I created a concept map for my sixth reflection. I was inspired by the weekly meeting for last week. After watching Chimamanda Adichie’s TedTalk, we were asked about the “single story” that was told about the organization or community we were working with. My independent project is with a Durham organization, so it was easy for me to share about the single story told about Durham among Duke students. Duke students have a narrow mindset about Durham, often viewing it as desolate, dangerous, and Duke-centered.
Sometimes in a casual conversation, it will come up that I have several friends who live in Durham or Raleigh. First question: “Oh, are you from here?” No, I’m from Tennessee. Second: “Oh, are they from your hometown?” Nope, they were born and raised here, and I’ve met them since I started at Duke. It is a foreign idea to invest and mingle in Durham. If Duke students ever discuss trips off-campus (yes, trips because they are such a hassle and rarity to some), it is visiting Chapel Hill (“it has such a great college town vibe!”) or trying one of Durham’s many trendy restaurants (“I’m just SO tired of WU!”) Why is it uncomfortable to learn about the city that you live in? Durham does not need us, but it is strange to spend four years in a new place and not make a single friend who lives in Durham or participate in any community activities or programs. I don’t think everyone has to invest in the town where their college is located, but among Duke students it seems to be a oddity. For many people, it is their first time to live without their parents and live in a place other than the town they grew up in.
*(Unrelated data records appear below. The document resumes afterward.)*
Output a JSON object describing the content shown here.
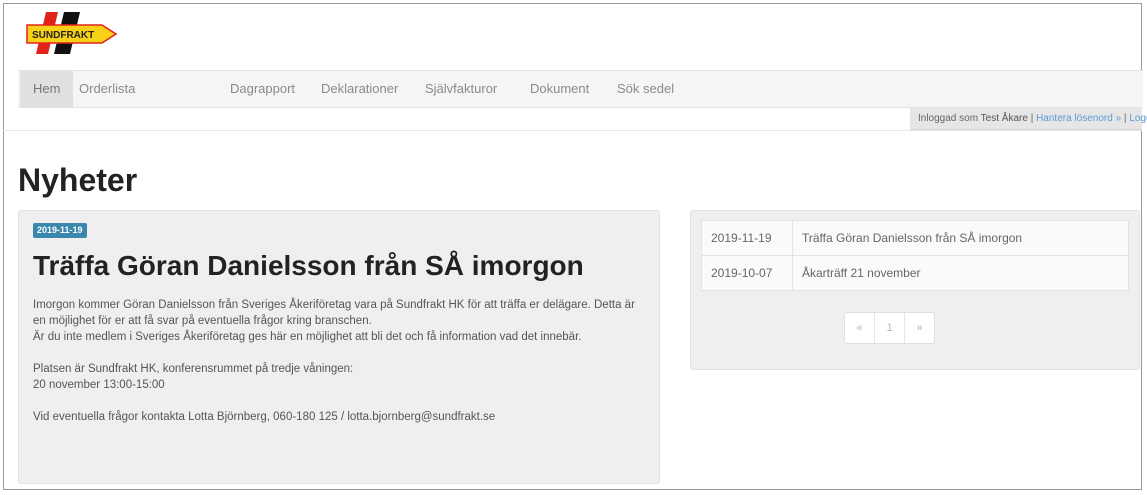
{
  "brand": {
    "logo_text": "SUNDFRAKT",
    "colors": {
      "yellow": "#f7d117",
      "red": "#e2231a",
      "black": "#111111"
    }
  },
  "nav": {
    "items": [
      {
        "label": "Hem",
        "active": true
      },
      {
        "label": "Orderlista",
        "active": false
      },
      {
        "label": "Dagrapport",
        "active": false
      },
      {
        "label": "Deklarationer",
        "active": false
      },
      {
        "label": "Självfakturor",
        "active": false
      },
      {
        "label": "Dokument",
        "active": false
      },
      {
        "label": "Sök sedel",
        "active": false
      }
    ]
  },
  "userbar": {
    "logged_in_prefix": "Inloggad som",
    "user_name": "Test Åkare",
    "separator": "|",
    "manage_password": "Hantera lösenord »",
    "logout": "Logga ut »"
  },
  "page": {
    "title": "Nyheter"
  },
  "article": {
    "date": "2019-11-19",
    "title": "Träffa Göran Danielsson från SÅ imorgon",
    "paragraphs": [
      "Imorgon kommer Göran Danielsson från Sveriges Åkeriföretag vara på Sundfrakt HK för att träffa er delägare. Detta är en möjlighet för er att få svar på eventuella frågor kring branschen.",
      "Är du inte medlem i Sveriges Åkeriföretag ges här en möjlighet att bli det och få information vad det innebär.",
      "Platsen är Sundfrakt HK, konferensrummet på tredje våningen:",
      "20 november 13:00-15:00",
      "Vid eventuella frågor kontakta Lotta Björnberg, 060-180 125 / lotta.bjornberg@sundfrakt.se"
    ]
  },
  "news_list": {
    "rows": [
      {
        "date": "2019-11-19",
        "title": "Träffa Göran Danielsson från SÅ imorgon"
      },
      {
        "date": "2019-10-07",
        "title": "Åkarträff 21 november"
      }
    ],
    "pager": {
      "prev": "«",
      "page": "1",
      "next": "»"
    }
  }
}
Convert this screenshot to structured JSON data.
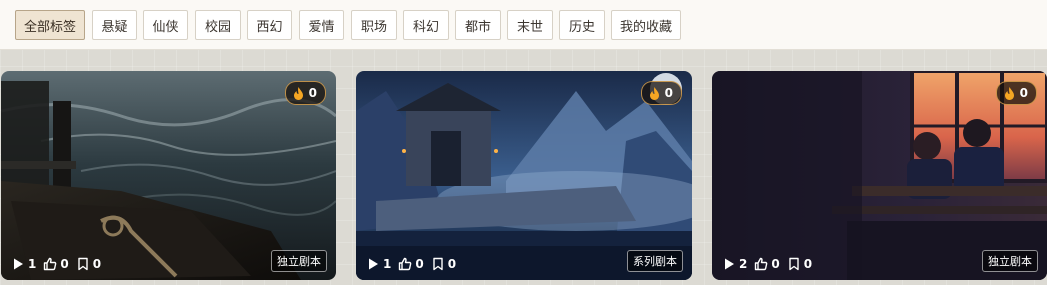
{
  "tags": [
    {
      "label": "全部标签",
      "active": true
    },
    {
      "label": "悬疑"
    },
    {
      "label": "仙侠"
    },
    {
      "label": "校园"
    },
    {
      "label": "西幻"
    },
    {
      "label": "爱情"
    },
    {
      "label": "职场"
    },
    {
      "label": "科幻"
    },
    {
      "label": "都市"
    },
    {
      "label": "末世"
    },
    {
      "label": "历史"
    },
    {
      "label": "我的收藏"
    }
  ],
  "cards": [
    {
      "heat": "0",
      "plays": "1",
      "likes": "0",
      "saves": "0",
      "type": "独立剧本"
    },
    {
      "heat": "0",
      "plays": "1",
      "likes": "0",
      "saves": "0",
      "type": "系列剧本"
    },
    {
      "heat": "0",
      "plays": "2",
      "likes": "0",
      "saves": "0",
      "type": "独立剧本"
    }
  ],
  "icons": {
    "heat": "flame-icon",
    "plays": "play-icon",
    "likes": "thumbs-up-icon",
    "saves": "bookmark-icon"
  },
  "colors": {
    "active_tag_bg": "#efe4d2",
    "tag_bar_bg": "#fbf9f5",
    "flame": "#f5a623"
  }
}
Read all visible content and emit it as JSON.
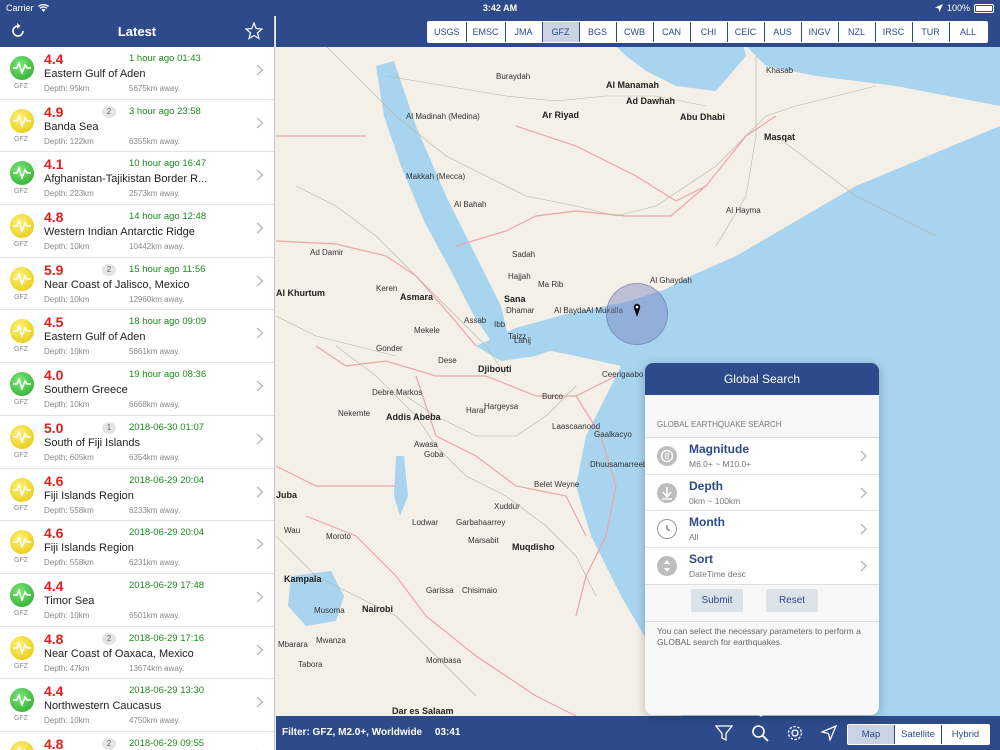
{
  "status": {
    "carrier": "Carrier",
    "time": "3:42 AM",
    "battery": "100%"
  },
  "sidebar": {
    "title": "Latest",
    "items": [
      {
        "mag": "4.4",
        "color": "green",
        "count": "",
        "time": "1 hour ago 01:43",
        "place": "Eastern Gulf of Aden",
        "depth": "Depth: 95km",
        "distance": "5675km away.",
        "source": "GFZ"
      },
      {
        "mag": "4.9",
        "color": "yellow",
        "count": "2",
        "time": "3 hour ago 23:58",
        "place": "Banda Sea",
        "depth": "Depth: 122km",
        "distance": "6355km away.",
        "source": "GFZ"
      },
      {
        "mag": "4.1",
        "color": "green",
        "count": "",
        "time": "10 hour ago 16:47",
        "place": "Afghanistan-Tajikistan Border R...",
        "depth": "Depth: 223km",
        "distance": "2573km away.",
        "source": "GFZ"
      },
      {
        "mag": "4.8",
        "color": "yellow",
        "count": "",
        "time": "14 hour ago 12:48",
        "place": "Western Indian Antarctic Ridge",
        "depth": "Depth: 10km",
        "distance": "10442km away.",
        "source": "GFZ"
      },
      {
        "mag": "5.9",
        "color": "yellow",
        "count": "2",
        "time": "15 hour ago 11:56",
        "place": "Near Coast of Jalisco, Mexico",
        "depth": "Depth: 10km",
        "distance": "12960km away.",
        "source": "GFZ"
      },
      {
        "mag": "4.5",
        "color": "yellow",
        "count": "",
        "time": "18 hour ago 09:09",
        "place": "Eastern Gulf of Aden",
        "depth": "Depth: 10km",
        "distance": "5661km away.",
        "source": "GFZ"
      },
      {
        "mag": "4.0",
        "color": "green",
        "count": "",
        "time": "19 hour ago 08:36",
        "place": "Southern Greece",
        "depth": "Depth: 10km",
        "distance": "6668km away.",
        "source": "GFZ"
      },
      {
        "mag": "5.0",
        "color": "yellow",
        "count": "1",
        "time": "2018-06-30 01:07",
        "place": "South of Fiji Islands",
        "depth": "Depth: 605km",
        "distance": "6354km away.",
        "source": "GFZ"
      },
      {
        "mag": "4.6",
        "color": "yellow",
        "count": "",
        "time": "2018-06-29 20:04",
        "place": "Fiji Islands Region",
        "depth": "Depth: 558km",
        "distance": "6233km away.",
        "source": "GFZ"
      },
      {
        "mag": "4.6",
        "color": "yellow",
        "count": "",
        "time": "2018-06-29 20:04",
        "place": "Fiji Islands Region",
        "depth": "Depth: 558km",
        "distance": "6231km away.",
        "source": "GFZ"
      },
      {
        "mag": "4.4",
        "color": "green",
        "count": "",
        "time": "2018-06-29 17:48",
        "place": "Timor Sea",
        "depth": "Depth: 10km",
        "distance": "6501km away.",
        "source": "GFZ"
      },
      {
        "mag": "4.8",
        "color": "yellow",
        "count": "2",
        "time": "2018-06-29 17:16",
        "place": "Near Coast of Oaxaca, Mexico",
        "depth": "Depth: 47km",
        "distance": "13674km away.",
        "source": "GFZ"
      },
      {
        "mag": "4.4",
        "color": "green",
        "count": "",
        "time": "2018-06-29 13:30",
        "place": "Northwestern Caucasus",
        "depth": "Depth: 10km",
        "distance": "4750km away.",
        "source": "GFZ"
      },
      {
        "mag": "4.8",
        "color": "yellow",
        "count": "2",
        "time": "2018-06-29 09:55",
        "place": "",
        "depth": "",
        "distance": "",
        "source": ""
      }
    ]
  },
  "agencies": {
    "items": [
      "USGS",
      "EMSC",
      "JMA",
      "GFZ",
      "BGS",
      "CWB",
      "CAN",
      "CHI",
      "CEIC",
      "AUS",
      "INGV",
      "NZL",
      "IRSC",
      "TUR",
      "ALL"
    ],
    "selected": "GFZ"
  },
  "map": {
    "labels": [
      {
        "t": "Al Manamah",
        "c": "major"
      },
      {
        "t": "Ad Dawhah",
        "c": "major"
      },
      {
        "t": "Ar Riyad",
        "c": "major"
      },
      {
        "t": "Abu Dhabi",
        "c": "major"
      },
      {
        "t": "Masqat",
        "c": "major"
      },
      {
        "t": "Buraydah",
        "c": ""
      },
      {
        "t": "Al Madinah (Medina)",
        "c": ""
      },
      {
        "t": "Makkah (Mecca)",
        "c": ""
      },
      {
        "t": "Al Bahah",
        "c": ""
      },
      {
        "t": "Ad Damir",
        "c": ""
      },
      {
        "t": "Sadah",
        "c": ""
      },
      {
        "t": "Hajjah",
        "c": ""
      },
      {
        "t": "Sana",
        "c": "major"
      },
      {
        "t": "Ma Rib",
        "c": ""
      },
      {
        "t": "Dhamar",
        "c": ""
      },
      {
        "t": "Al Bayda",
        "c": ""
      },
      {
        "t": "Al Mukalla",
        "c": ""
      },
      {
        "t": "Ibb",
        "c": ""
      },
      {
        "t": "Taizz",
        "c": ""
      },
      {
        "t": "Lahij",
        "c": ""
      },
      {
        "t": "Al Ghaydah",
        "c": ""
      },
      {
        "t": "Al Hayma",
        "c": ""
      },
      {
        "t": "Khasab",
        "c": ""
      },
      {
        "t": "Al Khurtum",
        "c": "major"
      },
      {
        "t": "Asmara",
        "c": "major"
      },
      {
        "t": "Keren",
        "c": ""
      },
      {
        "t": "Assab",
        "c": ""
      },
      {
        "t": "Mekele",
        "c": ""
      },
      {
        "t": "Gonder",
        "c": ""
      },
      {
        "t": "Djibouti",
        "c": "major"
      },
      {
        "t": "Dese",
        "c": ""
      },
      {
        "t": "Debre Markos",
        "c": ""
      },
      {
        "t": "Addis Abeba",
        "c": "major"
      },
      {
        "t": "Nekemte",
        "c": ""
      },
      {
        "t": "Harar",
        "c": ""
      },
      {
        "t": "Hargeysa",
        "c": ""
      },
      {
        "t": "Awasa",
        "c": ""
      },
      {
        "t": "Goba",
        "c": ""
      },
      {
        "t": "Burco",
        "c": ""
      },
      {
        "t": "Laascaanood",
        "c": ""
      },
      {
        "t": "Ceerigaabo",
        "c": ""
      },
      {
        "t": "Gaalkacyo",
        "c": ""
      },
      {
        "t": "Dhuusamarreeb",
        "c": ""
      },
      {
        "t": "Belet Weyne",
        "c": ""
      },
      {
        "t": "Xuddur",
        "c": ""
      },
      {
        "t": "Garbahaarrey",
        "c": ""
      },
      {
        "t": "Muqdisho",
        "c": "major"
      },
      {
        "t": "Moroto",
        "c": ""
      },
      {
        "t": "Lodwar",
        "c": ""
      },
      {
        "t": "Marsabit",
        "c": ""
      },
      {
        "t": "Kampala",
        "c": "major"
      },
      {
        "t": "Musoma",
        "c": ""
      },
      {
        "t": "Nairobi",
        "c": "major"
      },
      {
        "t": "Garissa",
        "c": ""
      },
      {
        "t": "Chisimaio",
        "c": ""
      },
      {
        "t": "Mwanza",
        "c": ""
      },
      {
        "t": "Mombasa",
        "c": ""
      },
      {
        "t": "Dar es Salaam",
        "c": "major"
      },
      {
        "t": "Juba",
        "c": "major"
      },
      {
        "t": "Wau",
        "c": ""
      },
      {
        "t": "Mbarara",
        "c": ""
      },
      {
        "t": "Tabora",
        "c": ""
      }
    ]
  },
  "search": {
    "title": "Global Search",
    "section": "GLOBAL EARTHQUAKE SEARCH",
    "rows": [
      {
        "label": "Magnitude",
        "value": "M6.0+ ~ M10.0+"
      },
      {
        "label": "Depth",
        "value": "0km ~ 100km"
      },
      {
        "label": "Month",
        "value": "All"
      },
      {
        "label": "Sort",
        "value": "DateTime desc"
      }
    ],
    "submit": "Submit",
    "reset": "Reset",
    "help": "You can select the necessary parameters to perform a GLOBAL search for earthquakes."
  },
  "bottombar": {
    "filter": "Filter: GFZ, M2.0+, Worldwide",
    "time": "03:41",
    "map_types": [
      "Map",
      "Satellite",
      "Hybrid"
    ],
    "selected_type": "Map"
  },
  "colors": {
    "brand": "#2d4b8a",
    "water": "#a8d4f0",
    "land": "#f4f0e7",
    "magnitude": "#e21d1d",
    "time": "#1c8a1c"
  },
  "icons": [
    "refresh-icon",
    "star-icon",
    "chevron-right-icon",
    "filter-icon",
    "search-icon",
    "gear-icon",
    "location-arrow-icon",
    "map-pin-icon"
  ]
}
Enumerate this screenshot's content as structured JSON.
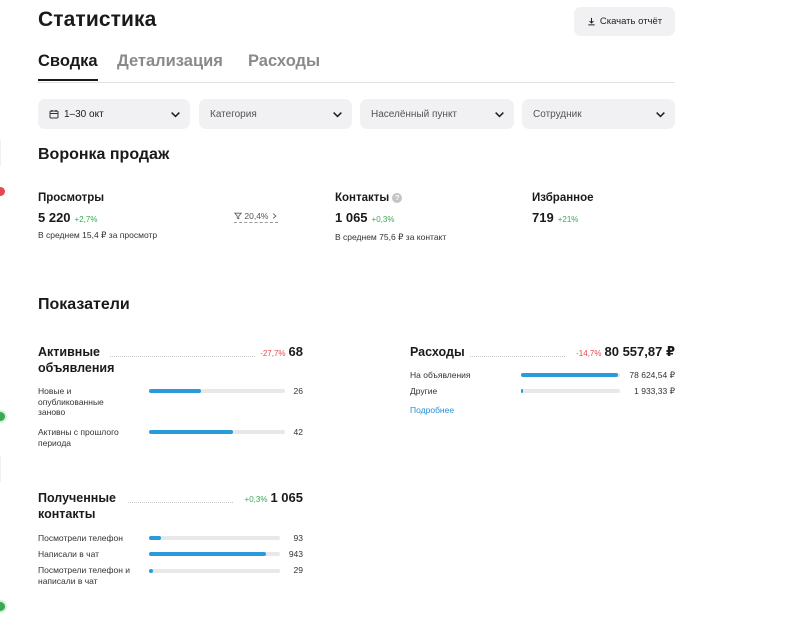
{
  "header": {
    "title": "Статистика",
    "download_label": "Скачать отчёт"
  },
  "tabs": [
    {
      "label": "Сводка",
      "active": true
    },
    {
      "label": "Детализация",
      "active": false
    },
    {
      "label": "Расходы",
      "active": false
    }
  ],
  "filters": {
    "date": "1–30 окт",
    "category": "Категория",
    "location": "Населённый пункт",
    "employee": "Сотрудник"
  },
  "funnel": {
    "title": "Воронка продаж",
    "conversion": "20,4%",
    "views": {
      "label": "Просмотры",
      "value": "5 220",
      "delta": "+2,7%",
      "note": "В среднем 15,4 ₽ за просмотр"
    },
    "contacts": {
      "label": "Контакты",
      "value": "1 065",
      "delta": "+0,3%",
      "note": "В среднем 75,6 ₽ за контакт"
    },
    "favorites": {
      "label": "Избранное",
      "value": "719",
      "delta": "+21%"
    }
  },
  "indicators": {
    "title": "Показатели",
    "active_ads": {
      "title": "Активные объявления",
      "delta": "-27,7%",
      "total": "68",
      "rows": [
        {
          "label": "Новые и опубликованные заново",
          "value": "26",
          "fraction": 0.38
        },
        {
          "label": "Активны с прошлого периода",
          "value": "42",
          "fraction": 0.62
        }
      ]
    },
    "contacts": {
      "title": "Полученные контакты",
      "delta": "+0,3%",
      "total": "1 065",
      "rows": [
        {
          "label": "Посмотрели телефон",
          "value": "93",
          "fraction": 0.09
        },
        {
          "label": "Написали в чат",
          "value": "943",
          "fraction": 0.89
        },
        {
          "label": "Посмотрели телефон и написали в чат",
          "value": "29",
          "fraction": 0.03
        }
      ]
    },
    "expenses": {
      "title": "Расходы",
      "delta": "-14,7%",
      "total": "80 557,87 ₽",
      "rows": [
        {
          "label": "На объявления",
          "value": "78 624,54 ₽",
          "fraction": 0.976
        },
        {
          "label": "Другие",
          "value": "1 933,33 ₽",
          "fraction": 0.024
        }
      ],
      "more_link": "Подробнее"
    }
  },
  "colors": {
    "accent_bar": "#2a9ad8",
    "positive": "#3aa857",
    "negative": "#e5484d",
    "link": "#2a8fd4"
  }
}
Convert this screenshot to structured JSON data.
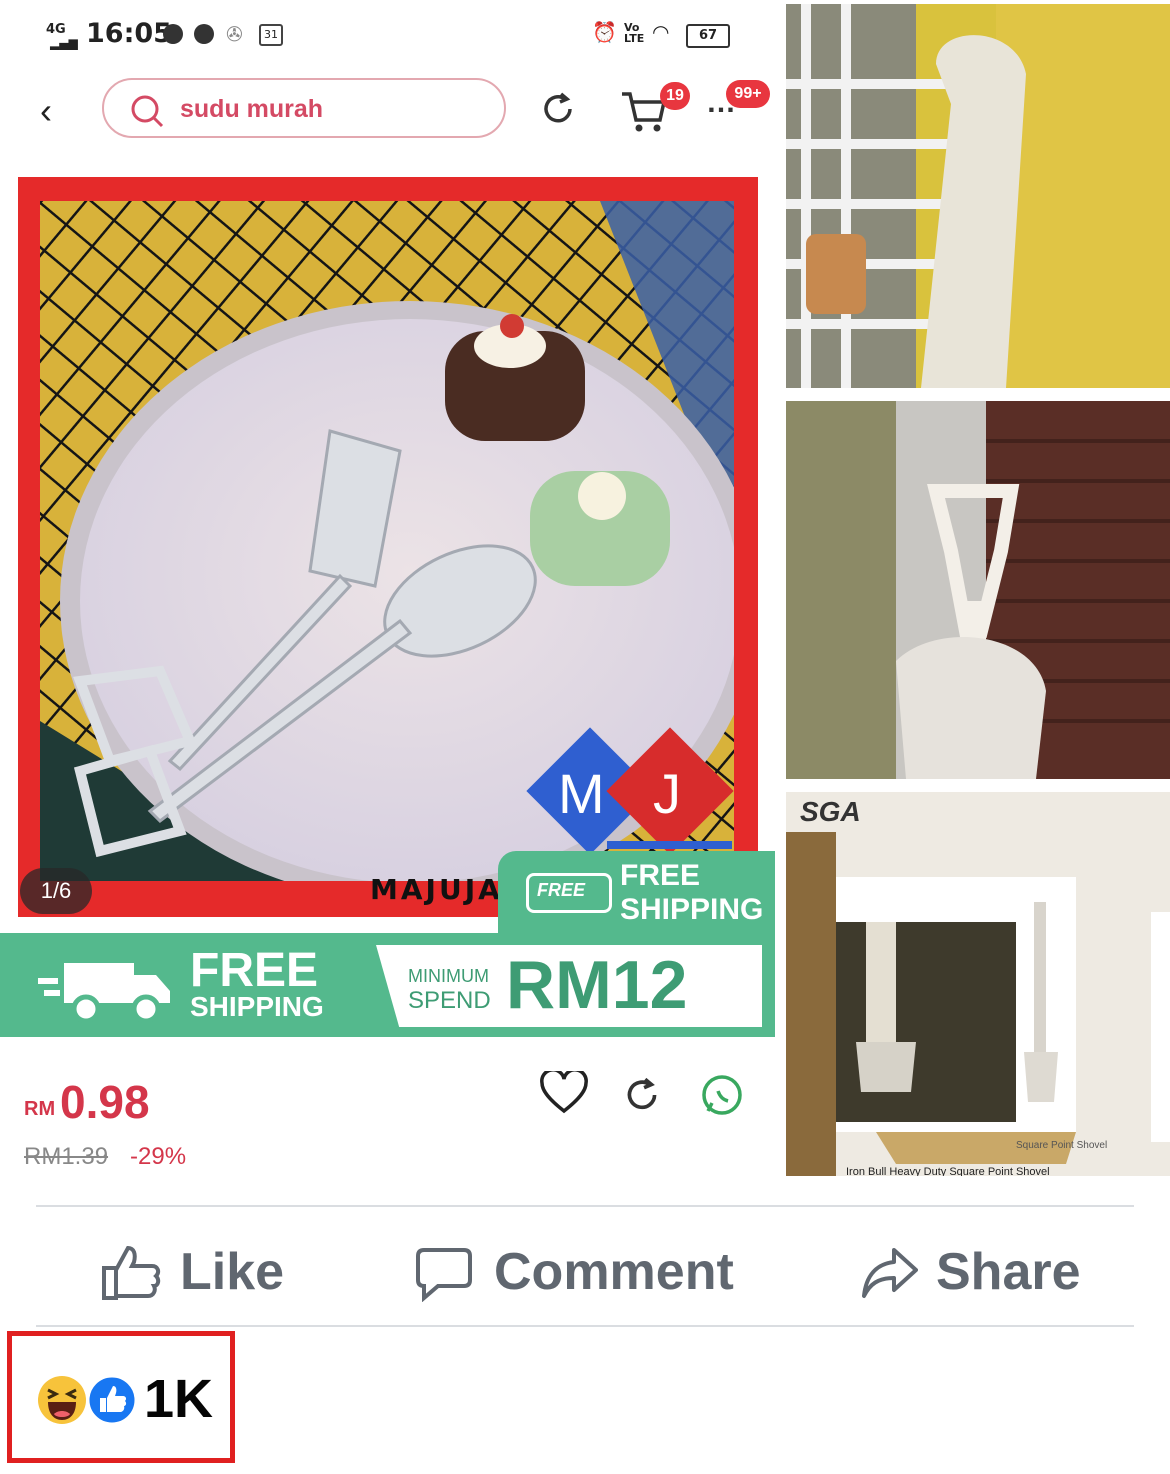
{
  "phone": {
    "status": {
      "network": "4G",
      "time": "16:05",
      "calendar": "31",
      "battery": "67"
    },
    "search": {
      "query": "sudu murah"
    },
    "cart_badge": "19",
    "more_badge": "99+",
    "image_counter": "1/6",
    "brand_watermark": "MAJUJA",
    "logo_letters": [
      "M",
      "J"
    ],
    "free_tag": {
      "small": "FREE",
      "line1": "FREE",
      "line2": "SHIPPING"
    },
    "free_banner": {
      "line1": "FREE",
      "line2": "SHIPPING",
      "min1": "MINIMUM",
      "min2": "SPEND",
      "amount": "RM12"
    },
    "price": {
      "currency": "RM",
      "value": "0.98",
      "original": "RM1.39",
      "discount": "-29%"
    }
  },
  "right_panel": {
    "thumb3": {
      "brand": "SGA",
      "caption": "Square Point Shovel",
      "product": "Iron Bull Heavy Duty Square Point Shovel"
    }
  },
  "facebook": {
    "actions": {
      "like": "Like",
      "comment": "Comment",
      "share": "Share"
    },
    "reactions": {
      "count": "1K"
    }
  },
  "colors": {
    "accent_red": "#e52a2a",
    "shipping_green": "#54b98d",
    "fb_grey": "#606770",
    "fb_blue": "#1877f2"
  }
}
I made this concept map based on what I know about Durham. It is not exhaustive at all. I had to leave out many notable places due to space constraints. I also do not know everything about Durham, but working with DurhamCares and living in Northgate Park this summer I am learning more and more. A lot of the key concepts (Hayti District, Ann Atwater, NCCU, MacDougall Terrace, Hillside High School, Stagville Plantation) I learned because I sought out that information. I visited religious centers off-campus, I took 6 service-learning classes that took me to Durham public schools and nearby Hillsborough, I worked for a Durham non-profit and for a family-owned Durham restaurant, and I made friends who were born and raised in Durham, who Duke students call “Durhamites.” No one from Durham actually calls themselves a “Durhamite.”